Counting feathered friends

Dec. 22, 2013 @ 06:13 PM

How many of the birds that frequent Durham and Chapel Hill in the winter can you accurately identify?

Members of the New Hope Audubon Society make it seem easy as they call out the types of birds based on chirps and songs alone for the 114th Annual Audubon Christmas Bird Count.

A tw-week window is all that’s allowed for local bird watchers to identify and count the birds calling Durham and Chapel Hill home for the winter, no matter how briefly.

Tom Driscoll led two groups out this year, one into Durham’s Duke Forest on Dec. 15 and the other into the more urban neighborhood of Booker Creek in Chapel Hill Sunday, to take an inventory of the area birds.

“We may see some birds every few years,” Driscoll said. “Some of it’s cyclic. For a lot of our count we’re just listening and we record.”

Called the longest running citizen science survey in the world, the annual count brings together data from all over the country to be added to a national database for information and research.

According to the National Audubon Society, the Christmas count began as the counter activity to the Christmas bird hunt and has aided in growing conservation efforts. The society reported more than 60,000 observers across the northern hemisphere.

Driscoll is a retired environmental scientist with the Environmental Protection Agency and has been participating in the Christmas bird count for about 30 years.

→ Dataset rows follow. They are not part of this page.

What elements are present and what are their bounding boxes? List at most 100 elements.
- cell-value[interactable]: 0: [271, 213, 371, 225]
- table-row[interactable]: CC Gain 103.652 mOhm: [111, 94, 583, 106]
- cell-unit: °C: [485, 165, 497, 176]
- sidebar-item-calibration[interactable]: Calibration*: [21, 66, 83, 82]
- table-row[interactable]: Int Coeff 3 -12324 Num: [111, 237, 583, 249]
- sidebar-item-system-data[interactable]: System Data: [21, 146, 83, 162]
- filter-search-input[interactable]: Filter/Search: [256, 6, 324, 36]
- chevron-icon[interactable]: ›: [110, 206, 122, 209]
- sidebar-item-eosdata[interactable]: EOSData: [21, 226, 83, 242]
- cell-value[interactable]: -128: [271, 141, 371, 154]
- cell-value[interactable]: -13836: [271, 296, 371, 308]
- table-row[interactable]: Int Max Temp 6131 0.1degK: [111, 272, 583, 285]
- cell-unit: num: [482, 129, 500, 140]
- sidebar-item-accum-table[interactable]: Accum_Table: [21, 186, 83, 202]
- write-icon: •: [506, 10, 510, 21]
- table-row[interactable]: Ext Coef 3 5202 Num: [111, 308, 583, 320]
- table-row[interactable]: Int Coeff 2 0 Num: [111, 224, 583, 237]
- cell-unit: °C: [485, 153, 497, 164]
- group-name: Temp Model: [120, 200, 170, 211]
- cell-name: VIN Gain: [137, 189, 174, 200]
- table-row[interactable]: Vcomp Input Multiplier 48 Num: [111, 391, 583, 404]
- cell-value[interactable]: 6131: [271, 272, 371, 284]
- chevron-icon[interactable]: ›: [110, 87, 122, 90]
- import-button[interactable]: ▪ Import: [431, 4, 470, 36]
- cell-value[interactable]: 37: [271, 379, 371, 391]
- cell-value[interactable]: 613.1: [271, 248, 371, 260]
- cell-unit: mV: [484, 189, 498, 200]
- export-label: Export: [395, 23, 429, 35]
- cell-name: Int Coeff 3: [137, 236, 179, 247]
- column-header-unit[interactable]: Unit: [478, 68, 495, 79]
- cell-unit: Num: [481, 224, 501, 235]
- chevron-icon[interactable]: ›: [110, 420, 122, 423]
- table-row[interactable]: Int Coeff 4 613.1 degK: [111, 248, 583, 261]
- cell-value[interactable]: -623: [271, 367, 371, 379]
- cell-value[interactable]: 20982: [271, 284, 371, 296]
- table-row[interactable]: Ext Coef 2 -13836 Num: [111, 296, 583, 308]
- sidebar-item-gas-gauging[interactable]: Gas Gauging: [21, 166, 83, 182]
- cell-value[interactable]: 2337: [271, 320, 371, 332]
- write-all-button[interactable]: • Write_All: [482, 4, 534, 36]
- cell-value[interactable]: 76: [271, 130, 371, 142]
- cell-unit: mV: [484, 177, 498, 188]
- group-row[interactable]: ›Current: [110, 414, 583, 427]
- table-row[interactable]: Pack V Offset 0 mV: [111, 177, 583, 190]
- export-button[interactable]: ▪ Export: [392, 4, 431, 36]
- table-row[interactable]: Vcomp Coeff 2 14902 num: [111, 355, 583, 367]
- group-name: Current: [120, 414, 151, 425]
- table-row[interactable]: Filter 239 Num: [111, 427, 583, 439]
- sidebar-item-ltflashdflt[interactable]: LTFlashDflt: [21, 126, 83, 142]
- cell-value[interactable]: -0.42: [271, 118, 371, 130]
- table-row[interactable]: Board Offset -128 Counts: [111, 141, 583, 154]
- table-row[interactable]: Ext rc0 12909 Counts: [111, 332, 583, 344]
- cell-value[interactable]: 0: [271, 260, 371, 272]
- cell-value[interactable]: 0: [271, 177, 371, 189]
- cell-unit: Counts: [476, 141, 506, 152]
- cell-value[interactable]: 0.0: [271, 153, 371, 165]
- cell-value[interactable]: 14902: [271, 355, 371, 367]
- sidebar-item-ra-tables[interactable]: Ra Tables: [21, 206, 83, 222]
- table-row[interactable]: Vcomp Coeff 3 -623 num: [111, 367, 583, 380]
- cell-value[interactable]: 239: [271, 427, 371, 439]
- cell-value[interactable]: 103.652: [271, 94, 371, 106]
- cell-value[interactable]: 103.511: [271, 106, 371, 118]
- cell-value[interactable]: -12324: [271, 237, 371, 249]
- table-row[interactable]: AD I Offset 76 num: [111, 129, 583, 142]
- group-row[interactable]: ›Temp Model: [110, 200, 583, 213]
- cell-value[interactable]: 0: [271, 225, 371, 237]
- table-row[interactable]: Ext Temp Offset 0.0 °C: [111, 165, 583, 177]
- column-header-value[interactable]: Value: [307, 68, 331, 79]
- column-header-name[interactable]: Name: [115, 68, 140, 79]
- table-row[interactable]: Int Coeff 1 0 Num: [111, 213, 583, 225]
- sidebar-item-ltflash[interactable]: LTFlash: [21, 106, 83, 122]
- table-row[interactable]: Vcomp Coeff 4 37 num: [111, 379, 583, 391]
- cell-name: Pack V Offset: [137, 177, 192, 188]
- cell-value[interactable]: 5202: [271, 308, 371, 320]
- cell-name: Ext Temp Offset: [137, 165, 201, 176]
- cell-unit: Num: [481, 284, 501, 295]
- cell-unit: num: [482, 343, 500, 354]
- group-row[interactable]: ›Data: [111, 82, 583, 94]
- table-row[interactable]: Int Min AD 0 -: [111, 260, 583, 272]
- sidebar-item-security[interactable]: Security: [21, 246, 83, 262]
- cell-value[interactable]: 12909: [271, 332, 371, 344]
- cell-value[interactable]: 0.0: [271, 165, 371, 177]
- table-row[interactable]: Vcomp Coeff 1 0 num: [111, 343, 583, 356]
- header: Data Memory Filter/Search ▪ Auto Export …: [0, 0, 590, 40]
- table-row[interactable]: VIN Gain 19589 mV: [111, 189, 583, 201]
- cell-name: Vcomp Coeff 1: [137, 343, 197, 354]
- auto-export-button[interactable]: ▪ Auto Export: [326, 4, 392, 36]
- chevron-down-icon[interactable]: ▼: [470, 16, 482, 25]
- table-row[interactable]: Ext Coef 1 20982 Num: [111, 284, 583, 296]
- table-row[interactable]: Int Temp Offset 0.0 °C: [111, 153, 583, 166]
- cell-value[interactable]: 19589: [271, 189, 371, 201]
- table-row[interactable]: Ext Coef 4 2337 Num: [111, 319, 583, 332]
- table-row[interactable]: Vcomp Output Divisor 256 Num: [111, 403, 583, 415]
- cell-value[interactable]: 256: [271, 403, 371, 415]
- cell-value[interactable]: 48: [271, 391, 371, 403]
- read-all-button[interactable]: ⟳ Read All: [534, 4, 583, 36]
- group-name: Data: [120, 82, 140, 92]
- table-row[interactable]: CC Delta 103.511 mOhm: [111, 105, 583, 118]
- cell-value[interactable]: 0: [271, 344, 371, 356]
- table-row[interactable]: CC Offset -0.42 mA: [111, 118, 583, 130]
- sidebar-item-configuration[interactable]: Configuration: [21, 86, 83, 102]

He began watching birds before then, an activity he shared with his first wife. Driscoll put down his binoculars after she lost her battle with cancer. His then mother-in-law sent him her daughter’s binoculars and said, “you need to get back into this.”

And he’s been back at it ever since.

Leading groups on the Christmas and Spring bird counts, Driscoll and the New Hope Audubon Society work with other organizations and groups wanting to learn more about area birds.

This year’s count brought newcomers and veteran bird watchers, equipped with mobile apps that play bird calls on a loop, devices that track where the group has been counting birds, binoculars and an unrivaled love of birds.

“This is the first winter I’ve ever done a Christmas bird count in a short-sleeved shirt,” Driscoll said. “There’s never a bad day walking in the woods. Often people come out with me and we see all kinds of birds.

“I’m fostering interest in other people and I am doing citizen science,” he continued. “We have data in a way we never would. There’s no substitute for actual data on population. It takes people going out and counting these birds to get that data.”

Driscoll explained that after 100 years of bird counting analysis can be done on any trends of various bird populations.

Maria de Bruyn was in Driscoll’s Chapel Hill group participating in her second count. Armed with a camera and a telephoto lens, de Bruyn said that she appreciates the way Driscoll helps bird watchers on all levels.

“There are certain birds that you see all the time but Tom will point out a bird even if he’s seen it a lot and it’s really good for beginning birders,” she said.

He said that by helping other bird watchers as de Bruyn described, “it’s made me a better bird watcher. It’s rewarding for me. I stop and look at all the birds I see and I know the calls better.”